Этого он сказать не мог – до тех пор, пока не увидит обвинительного заключения. Да и многое будет зависеть от моих показаний на суде.

Об этом можно не беспокоиться, сказал я ему: показаний я давать не собираюсь. В виновности моей сомнений нет, а потому я намерен признать вину и предоставить суду вынести приговор.

В Советском Союзе закон устроен иначе, объяснил он. Даже признай я вину, суд всё равно состоится и обвинение представит свои доказательства. А что до отказа от показаний, обвинение попросту огласит стенограммы всех моих допросов.

К тому же отказ давать показания будет истолкован не в мою пользу.

Дальнейшее объяснение было весьма мудрёным, но сводилось к следующему: в Советском Союзе нет ни права хранить молчание, ни защиты от самообвинения. Заставить меня давать показания они не могут. Но если я откажусь, судьи вправе сделать из этого невыгодные для меня выводы. К тому же это покажет, что я не иду навстречу следствию и не испытываю чистосердечного раскаяния. А эти смягчающие обстоятельства – единственная моя возможность смягчить приговор.

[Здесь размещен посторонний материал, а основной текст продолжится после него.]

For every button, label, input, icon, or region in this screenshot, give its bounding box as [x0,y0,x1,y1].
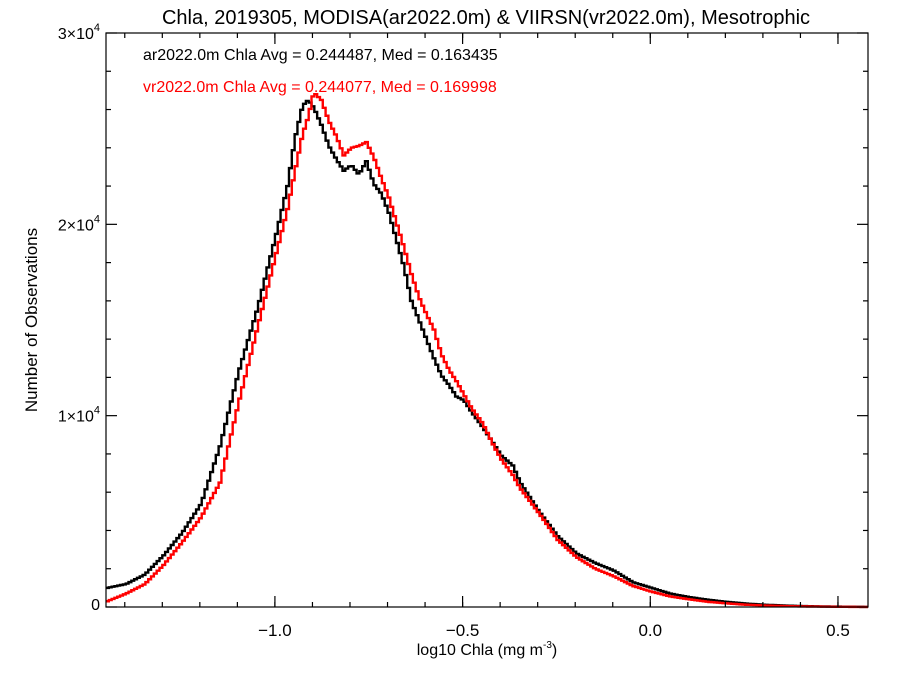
y-tick-label-3: 3×104 [58,22,100,43]
chart-title: Chla, 2019305, MODISA(ar2022.0m) & VIIRS… [162,7,810,29]
annotation-red-stats: vr2022.0m Chla Avg = 0.244077, Med = 0.1… [143,79,497,96]
y-tick-label-2: 2×104 [58,213,100,234]
series-layer [106,93,868,609]
x-axis-label: log10 Chla (mg m-3) [417,640,558,659]
x-tick-label-0: −1.0 [258,621,292,640]
x-axis-label-superscript: -3 [543,640,552,651]
y-tick-label-0: 0 [91,597,100,614]
series-line-1 [106,93,868,609]
x-axis-label-end: ) [552,642,557,659]
x-axis-label-main: log10 Chla (mg m [417,642,543,659]
x-tick-label-3: 0.5 [826,621,850,640]
y-axis-label: Number of Observations [22,228,41,412]
x-tick-label-1: −0.5 [446,621,480,640]
y-tick-label-1: 1×104 [58,405,100,426]
ticks-layer: −1.0 −0.5 0.0 0.5 0 1×104 2×104 3×104 [58,22,868,640]
plot-frame [105,32,869,608]
x-tick-label-2: 0.0 [638,621,662,640]
series-line-0 [106,99,868,609]
annotation-black-stats: ar2022.0m Chla Avg = 0.244487, Med = 0.1… [143,47,498,64]
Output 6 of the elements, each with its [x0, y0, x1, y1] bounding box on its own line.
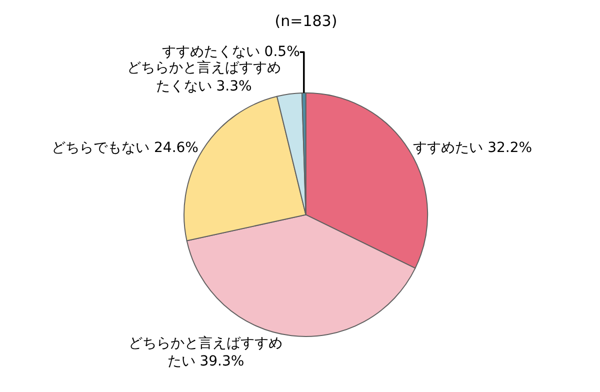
slice-label: どちらかと言えばすすめたい 39.3% — [128, 335, 283, 370]
slice-label: どちらでもない 24.6% — [52, 140, 198, 156]
slice-label: すすめたい 32.2% — [413, 140, 532, 156]
chart-title: (n=183) — [274, 12, 338, 30]
slice-label: どちらかと言えばすすめたくない 3.3% — [126, 60, 281, 94]
slice-label: すすめたくない 0.5% — [162, 44, 300, 60]
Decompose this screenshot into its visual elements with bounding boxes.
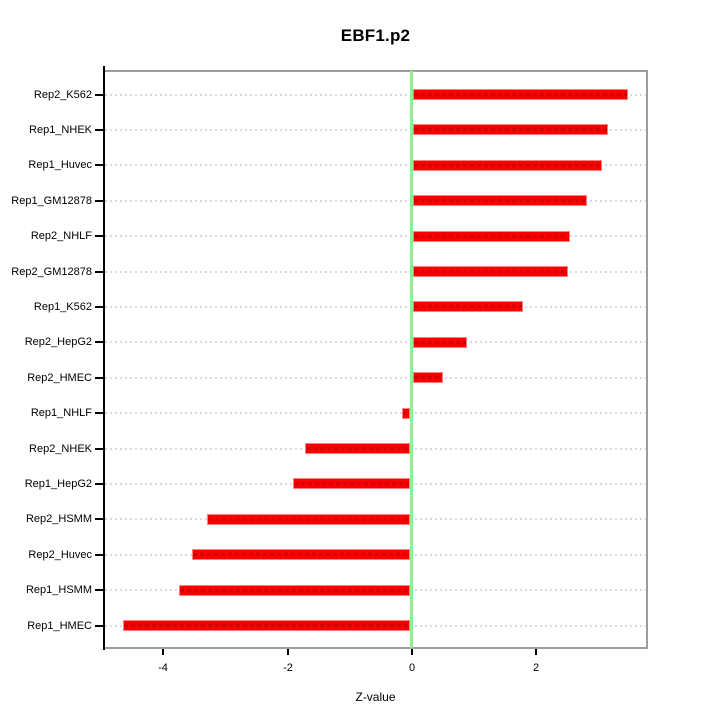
bar-Rep2_HSMM (207, 514, 411, 525)
y-axis-label: Rep2_HepG2 (24, 336, 92, 348)
bar-Rep2_NHEK (305, 443, 410, 454)
y-axis-label: Rep1_K562 (33, 301, 92, 313)
y-axis-label: Rep1_NHEK (29, 124, 92, 136)
bar-Rep2_Huvec (192, 549, 410, 560)
bar-Rep1_HSMM (179, 585, 410, 596)
y-axis-tick (95, 164, 104, 167)
x-axis-tick (535, 649, 537, 655)
y-axis-tick (95, 589, 104, 592)
y-axis-tick (95, 412, 104, 415)
bar-Rep2_NHLF (413, 231, 570, 242)
y-axis-tick (95, 270, 104, 273)
gridline (105, 199, 646, 202)
x-axis-tick (162, 649, 164, 655)
bar-Rep1_HepG2 (293, 478, 410, 489)
gridline (105, 235, 646, 238)
gridline (105, 270, 646, 273)
y-axis-tick (95, 624, 104, 627)
y-axis-tick (95, 199, 104, 202)
x-axis-tick-label: -2 (283, 662, 293, 674)
y-axis-label: Rep2_HMEC (27, 372, 92, 384)
gridline (105, 412, 646, 415)
y-axis-label: Rep2_K562 (33, 89, 92, 101)
plot-border (103, 70, 648, 649)
x-axis-tick (411, 649, 413, 655)
y-axis-label: Rep2_NHEK (29, 443, 92, 455)
bar-Rep1_HMEC (123, 620, 410, 631)
bar-Rep1_NHEK (413, 124, 608, 135)
bar-Rep1_K562 (413, 301, 523, 312)
y-axis-tick (95, 482, 104, 485)
x-axis-tick (287, 649, 289, 655)
y-axis-label: Rep1_Huvec (28, 159, 92, 171)
bar-Rep2_HMEC (413, 372, 444, 383)
y-axis-label: Rep1_HSMM (25, 584, 92, 596)
gridline (105, 341, 646, 344)
gridline (105, 128, 646, 131)
y-axis-tick (95, 341, 104, 344)
x-axis-title: Z-value (355, 690, 396, 704)
y-axis-tick (95, 128, 104, 131)
y-axis-tick (95, 93, 104, 96)
chart-title: EBF1.p2 (340, 26, 411, 45)
y-axis-line (103, 66, 105, 650)
x-axis-tick-label: 2 (532, 662, 540, 674)
y-axis-label: Rep1_HepG2 (24, 478, 92, 490)
y-axis-tick (95, 518, 104, 521)
bar-Rep2_GM12878 (413, 266, 569, 277)
y-axis-label: Rep2_Huvec (28, 549, 92, 561)
y-axis-label: Rep2_HSMM (25, 513, 92, 525)
y-axis-tick (95, 447, 104, 450)
y-axis-label: Rep2_GM12878 (11, 266, 92, 278)
y-axis-tick (95, 305, 104, 308)
y-axis-label: Rep1_NHLF (30, 407, 92, 419)
bar-Rep1_NHLF (402, 408, 410, 419)
y-axis-label: Rep1_GM12878 (11, 195, 92, 207)
zero-reference-line (410, 71, 413, 648)
y-axis-tick (95, 376, 104, 379)
gridline (105, 305, 646, 308)
y-axis-label: Rep1_HMEC (27, 620, 92, 632)
bar-Rep1_GM12878 (413, 195, 587, 206)
y-axis-label: Rep2_NHLF (30, 230, 92, 242)
x-axis-tick-label: 0 (408, 662, 416, 674)
x-axis-tick-label: -4 (158, 662, 168, 674)
bar-Rep2_HepG2 (413, 337, 467, 348)
gridline (105, 93, 646, 96)
y-axis-tick (95, 553, 104, 556)
gridline (105, 376, 646, 379)
bar-Rep1_Huvec (413, 160, 602, 171)
bar-Rep2_K562 (413, 89, 628, 100)
gridline (105, 164, 646, 167)
y-axis-tick (95, 235, 104, 238)
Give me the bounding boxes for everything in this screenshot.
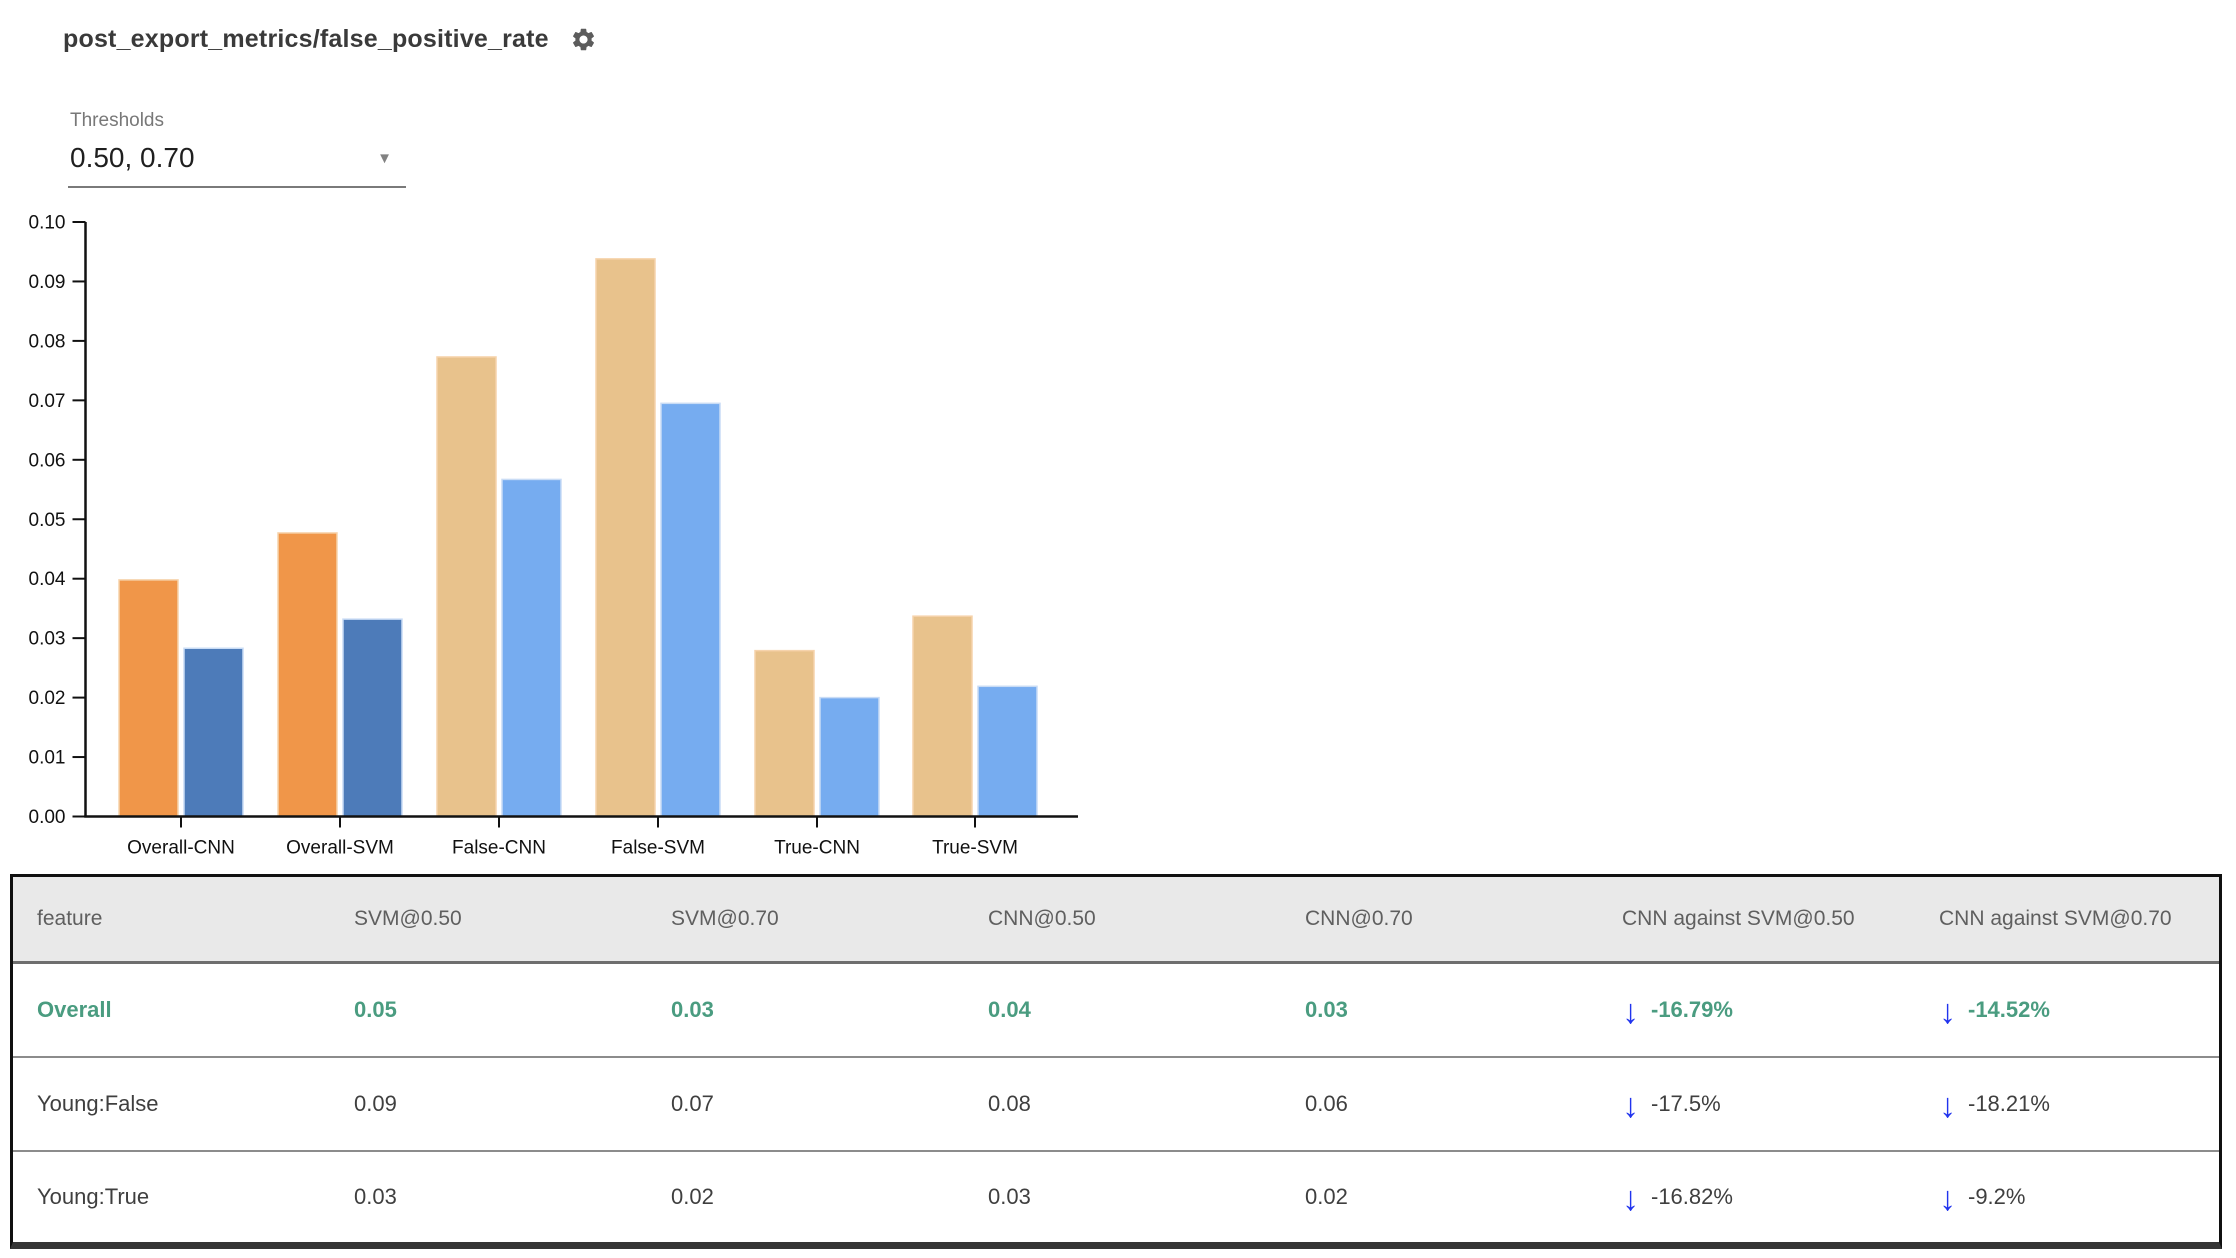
fpr-bar-chart: 0.00 0.01 0.02 0.03 0.04 0.05 0.06 0.07 0.08 0.09… [29,213,1078,859]
metric-header: post_export_metrics/false_positive_rate [63,24,599,54]
comparison-value: -18.21% [1968,1091,2050,1116]
col-header-svm-050: SVM@0.50 [354,907,462,930]
down-arrow-icon: ↓ [1622,1087,1639,1125]
metric-value: 0.02 [1305,1184,1348,1209]
metric-value: 0.07 [671,1091,714,1116]
comparison-value: -16.79% [1651,997,1733,1022]
thresholds-control: Thresholds 0.50, 0.70 ▼ [68,110,406,188]
col-header-cnn-050: CNN@0.50 [988,907,1096,930]
down-arrow-icon: ↓ [1939,1087,1956,1125]
table-row-overall: Overall 0.05 0.03 0.04 0.03 ↓ -16.79% ↓ … [13,964,2219,1058]
comparison-value: -14.52% [1968,997,2050,1022]
chevron-down-icon: ▼ [377,150,392,167]
feature-label: Overall [37,997,112,1022]
down-arrow-icon: ↓ [1622,1180,1639,1218]
y-tick-label: 0.06 [29,450,66,471]
bar-True-SVM-threshold-0.50[interactable] [912,615,973,818]
bar-False-CNN-threshold-0.70[interactable] [501,478,562,818]
y-tick-label: 0.02 [29,688,66,709]
comparison-cell: ↓ -16.79% [1598,993,1915,1031]
y-tick-label: 0.10 [29,213,66,234]
metrics-table: feature SVM@0.50 SVM@0.70 CNN@0.50 CNN@0… [10,874,2222,1249]
thresholds-value: 0.50, 0.70 [70,142,195,173]
x-tick-label-True-SVM: True-SVM [932,838,1018,859]
metric-value: 0.03 [1305,997,1348,1022]
bar-False-SVM-threshold-0.70[interactable] [660,402,721,818]
feature-label: Young:False [37,1091,159,1116]
settings-button[interactable] [569,24,599,54]
y-tick-label: 0.04 [29,569,66,590]
down-arrow-icon: ↓ [1939,1180,1956,1218]
x-tick-label-Overall-SVM: Overall-SVM [286,838,394,859]
feature-label: Young:True [37,1184,150,1209]
y-tick-label: 0.09 [29,272,66,293]
bar-Overall-SVM-threshold-0.50[interactable] [277,532,338,818]
bar-Overall-CNN-threshold-0.70[interactable] [183,647,244,818]
col-header-cnn-vs-svm-070: CNN against SVM@0.70 [1939,907,2172,930]
x-tick-label-False-CNN: False-CNN [452,838,546,859]
table-header-row: feature SVM@0.50 SVM@0.70 CNN@0.50 CNN@0… [13,877,2219,964]
metric-value: 0.02 [671,1184,714,1209]
down-arrow-icon: ↓ [1622,993,1639,1031]
bar-True-SVM-threshold-0.70[interactable] [977,685,1038,818]
bar-False-CNN-threshold-0.50[interactable] [436,356,497,818]
x-tick-label-False-SVM: False-SVM [611,838,705,859]
down-arrow-icon: ↓ [1939,993,1956,1031]
comparison-cell: ↓ -14.52% [1915,993,2219,1031]
comparison-value: -9.2% [1968,1184,2026,1209]
thresholds-label: Thresholds [70,110,164,131]
chart-area: 0.00 0.01 0.02 0.03 0.04 0.05 0.06 0.07 0.08 0.09… [0,200,1120,868]
x-tick-label-Overall-CNN: Overall-CNN [127,838,235,859]
col-header-svm-070: SVM@0.70 [671,907,779,930]
thresholds-dropdown[interactable]: 0.50, 0.70 ▼ [68,140,406,188]
bar-False-SVM-threshold-0.50[interactable] [595,258,656,818]
metric-value: 0.09 [354,1091,397,1116]
y-tick-label: 0.05 [29,510,66,531]
metric-value: 0.03 [354,1184,397,1209]
bar-Overall-SVM-threshold-0.70[interactable] [342,618,403,818]
metric-value: 0.03 [988,1184,1031,1209]
col-header-feature: feature [37,907,103,930]
page-title: post_export_metrics/false_positive_rate [63,24,549,53]
y-tick-label: 0.03 [29,629,66,650]
gear-icon [570,26,597,53]
y-tick-label: 0.07 [29,391,66,412]
y-tick-label: 0.00 [29,807,66,828]
comparison-cell: ↓ -17.5% [1598,1087,1915,1125]
bar-True-CNN-threshold-0.50[interactable] [754,649,815,818]
table-row-young-false: Young:False 0.09 0.07 0.08 0.06 ↓ -17.5%… [13,1058,2219,1152]
metric-value: 0.08 [988,1091,1031,1116]
metric-value: 0.06 [1305,1091,1348,1116]
table-row-young-true: Young:True 0.03 0.02 0.03 0.02 ↓ -16.82%… [13,1152,2219,1242]
x-tick-label-True-CNN: True-CNN [774,838,860,859]
comparison-value: -16.82% [1651,1184,1733,1209]
y-tick-label: 0.08 [29,331,66,352]
metric-value: 0.05 [354,997,397,1022]
col-header-cnn-vs-svm-050: CNN against SVM@0.50 [1622,907,1855,930]
metric-value: 0.04 [988,997,1031,1022]
y-tick-label: 0.01 [29,748,66,769]
col-header-cnn-070: CNN@0.70 [1305,907,1413,930]
comparison-cell: ↓ -9.2% [1915,1180,2219,1218]
bar-True-CNN-threshold-0.70[interactable] [819,696,880,818]
metric-value: 0.03 [671,997,714,1022]
comparison-cell: ↓ -18.21% [1915,1087,2219,1125]
comparison-cell: ↓ -16.82% [1598,1180,1915,1218]
comparison-value: -17.5% [1651,1091,1721,1116]
bar-Overall-CNN-threshold-0.50[interactable] [118,579,179,818]
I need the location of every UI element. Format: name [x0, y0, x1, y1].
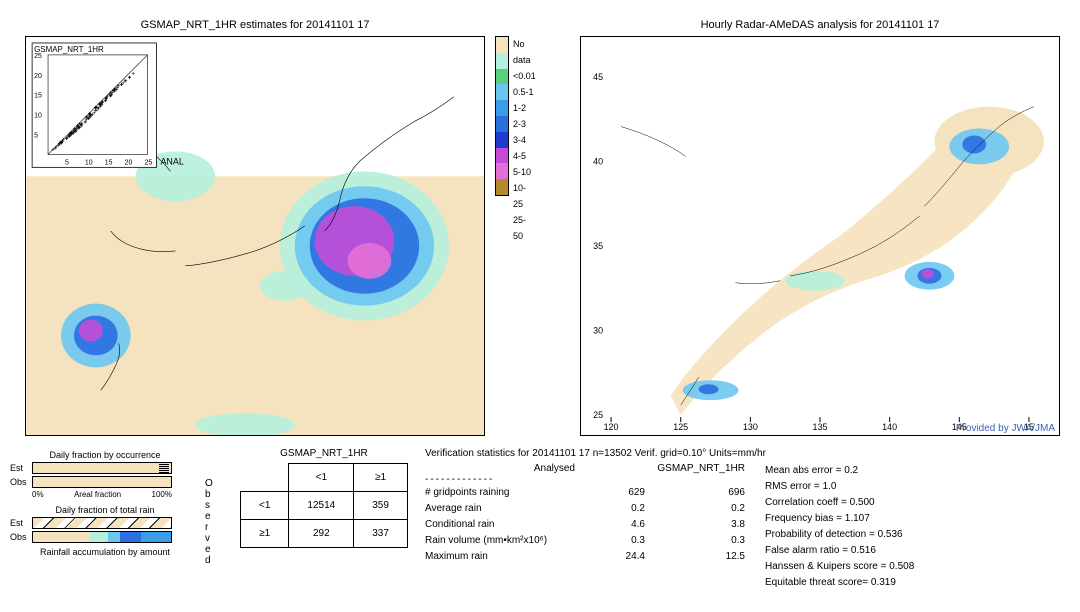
verif-title: Verification statistics for 20141101 17 …: [425, 448, 1065, 459]
legend-label: 25-50: [513, 212, 536, 244]
svg-text:125: 125: [673, 422, 688, 432]
gsmap-svg: GSMAP_NRT_1HR 5 5 10 10 15 15 20 20 25 25 ANAL: [26, 37, 484, 435]
svg-text:135: 135: [813, 422, 828, 432]
gsmap-title: GSMAP_NRT_1HR estimates for 20141101 17: [26, 19, 484, 31]
radar-panel: Hourly Radar-AMeDAS analysis for 2014110…: [580, 36, 1060, 436]
obs-rain-bar: [32, 531, 172, 543]
totalrain-title: Daily fraction of total rain: [10, 505, 200, 515]
scale-right: 100%: [152, 490, 172, 499]
legend-label: 10-25: [513, 180, 536, 212]
stat-line: False alarm ratio = 0.516: [765, 543, 914, 559]
occurrence-title: Daily fraction by occurrence: [10, 450, 200, 460]
obs-label: Obs: [10, 477, 32, 487]
fraction-bars: Daily fraction by occurrence Est Obs 0% …: [10, 448, 200, 559]
legend-label: 4-5: [513, 148, 536, 164]
legend-label: <0.01: [513, 68, 536, 84]
radar-title: Hourly Radar-AMeDAS analysis for 2014110…: [581, 19, 1059, 31]
provided-by: Provided by JWA/JMA: [956, 423, 1055, 434]
stat-line: Equitable threat score= 0.319: [765, 575, 914, 591]
svg-text:15: 15: [34, 93, 42, 100]
svg-text:20: 20: [125, 159, 133, 166]
svg-text:25: 25: [593, 410, 603, 420]
stat-line: Frequency bias = 1.107: [765, 511, 914, 527]
verif-row: # gridpoints raining629696: [425, 485, 745, 501]
verification-stats: Verification statistics for 20141101 17 …: [425, 448, 1065, 591]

Если вопросов больше нет, он придёт снова, когда получит обвинительное заключение.

Один вопрос у меня был, хотя его присутствие само по себе, подозреваю, и было ответом. Состоит ли он в коммунистической партии?

Он утвердительно кивнул.

Я заметил, что в моём положении – когда и защищают, и судят меня коммунисты – надежды на справедливый суд я не вижу.

Напротив, ответил он: государство гарантирует защиту каждому обвиняемому. А обеспечить её – его дело.

Возвращаясь под конвоем в камеру, я думал ещё об одном важном различии американского и советского права. В Соединённых Штатах отношения адвоката и подзащитного доверительны. Своему адвокату можно рассказать то, чего не должно знать обвинение, то, на чём строится защита. Короче говоря, адвокату можно верить. Своему я верить не мог.

Может, и к лучшему, что послужной список моего так называемого «защитника» я узнал много позже.

Михаил И. Гринёв был мастером проигрывать крупные государственные дела. Когда Лаврентия Берию, главу сталинской тайной полиции, судили за измену, защищал его Гринёв. Берию расстреляли. В 1954 и 1956 годах Гринёв защищал двенадцать бывших сотрудников бериевского ведомства, попавших под чистку. Все двенадцать были осуждены: четверо получили тяжёлые сроки, восьмерых расстреляли.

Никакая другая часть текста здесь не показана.